Quinze migrantes morreram depois que uma lancha que os transportava colidiu com uma embarcação da guarda costeira grega na costa da ilha de Chios na noite de terça-feira, de acordo com as autoridades gregas. A guarda costeira disse que a colisão ocorreu durante uma perseguição no Estreito de Chios, perto da vila de Vrontados, porque a lancha estava fazendo manobras perigosas, informou a BBC World.
Vinte e quatro pessoas foram resgatadas, algumas com ferimentos graves, e outras estariam desaparecidas. Reportagens da TV grega indicaram que os sobreviventes afirmaram ser principalmente afegãos. A guarda costeira confirmou que a lancha havia virado.

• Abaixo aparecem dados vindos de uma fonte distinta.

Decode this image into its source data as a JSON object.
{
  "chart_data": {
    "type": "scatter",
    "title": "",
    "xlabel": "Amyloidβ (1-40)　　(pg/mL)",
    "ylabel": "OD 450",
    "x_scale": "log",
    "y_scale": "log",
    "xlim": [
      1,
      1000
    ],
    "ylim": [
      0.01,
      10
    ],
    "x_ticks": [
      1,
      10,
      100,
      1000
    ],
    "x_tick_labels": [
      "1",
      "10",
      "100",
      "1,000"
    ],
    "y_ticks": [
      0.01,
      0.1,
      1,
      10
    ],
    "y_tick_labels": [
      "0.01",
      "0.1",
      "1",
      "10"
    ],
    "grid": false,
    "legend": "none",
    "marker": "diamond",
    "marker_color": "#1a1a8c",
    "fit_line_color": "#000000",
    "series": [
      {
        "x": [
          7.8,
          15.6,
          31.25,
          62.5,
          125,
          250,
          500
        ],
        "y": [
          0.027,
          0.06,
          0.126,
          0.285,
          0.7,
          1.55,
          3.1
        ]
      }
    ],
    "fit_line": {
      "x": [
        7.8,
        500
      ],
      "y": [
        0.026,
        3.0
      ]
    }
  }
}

Em outras notícias, John Steenhuisen, líder do segundo maior partido da África do Sul, a Aliança Democrática (DA), anunciou que não buscará a reeleição em abril. A decisão de Steenhuisen pode potencialmente desestabilizar o governo de coalizão formado em 2024 entre a DA e seu rival, o Congresso Nacional Africano (ANC), depois que o ANC perdeu sua maioria parlamentar, informou a BBC World. Steenhuisen, que atua como líder da DA desde 2019 e atualmente ocupa o cargo de ministro da agricultura no governo do presidente Cyril Ramaphosa, era amplamente esperado para concorrer novamente.

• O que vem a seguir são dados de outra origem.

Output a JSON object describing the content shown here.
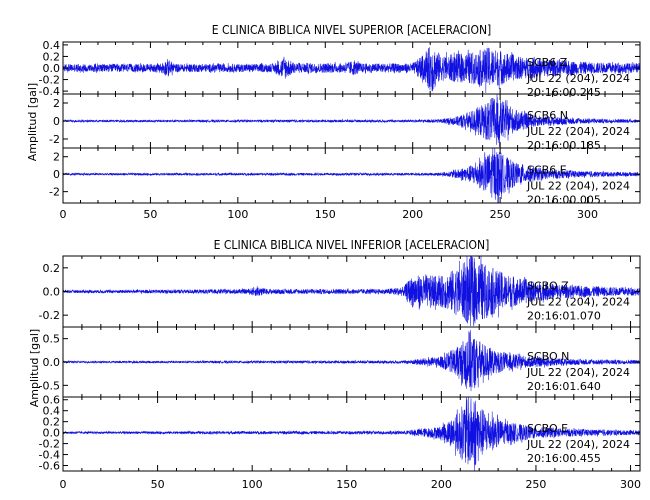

Enquanto isso, na China, grupos de direitos humanos estão levantando preocupações sobre a detenção de dois jornalistas investigativos, Liu Hu e Wu Yingjiao, que teriam exposto a corrupção de um alto funcionário na província de Sichuan. De acordo com grupos de direitos humanos, os jornalistas foram levados pela polícia no domingo após publicarem sua investigação, informou a BBC World. A polícia de Chengdu confirmou a detenção de dois homens com os sobrenomes Liu e Wu na segunda-feira. Críticos há muito expressam preocupações sobre a repressão da mídia na China, onde as autoridades prenderam e processaram jornalistas por supostamente "causar problemas". Liu Hu, um proeminente repórter investigativo, foi preso anteriormente em 2013 sob suspeita de difamação.
Na França, a unidade de combate a crimes cibernéticos do procurador de Paris invadiu os escritórios do X de Elon Musk como parte de uma investigação sobre supostos crimes, incluindo extração ilegal de dados e cumplicidade na posse de pornografia infantil, informou a BBC Technology. O gabinete do procurador afirmou que tanto Musk quanto a ex-CEO do X, Linda Yaccarino, foram convocados para comparecer a audiências em abril. Musk respondeu à invasão do X, chamando-a de "ataque político". A empresa divulgou um comunicado sobre a invasão.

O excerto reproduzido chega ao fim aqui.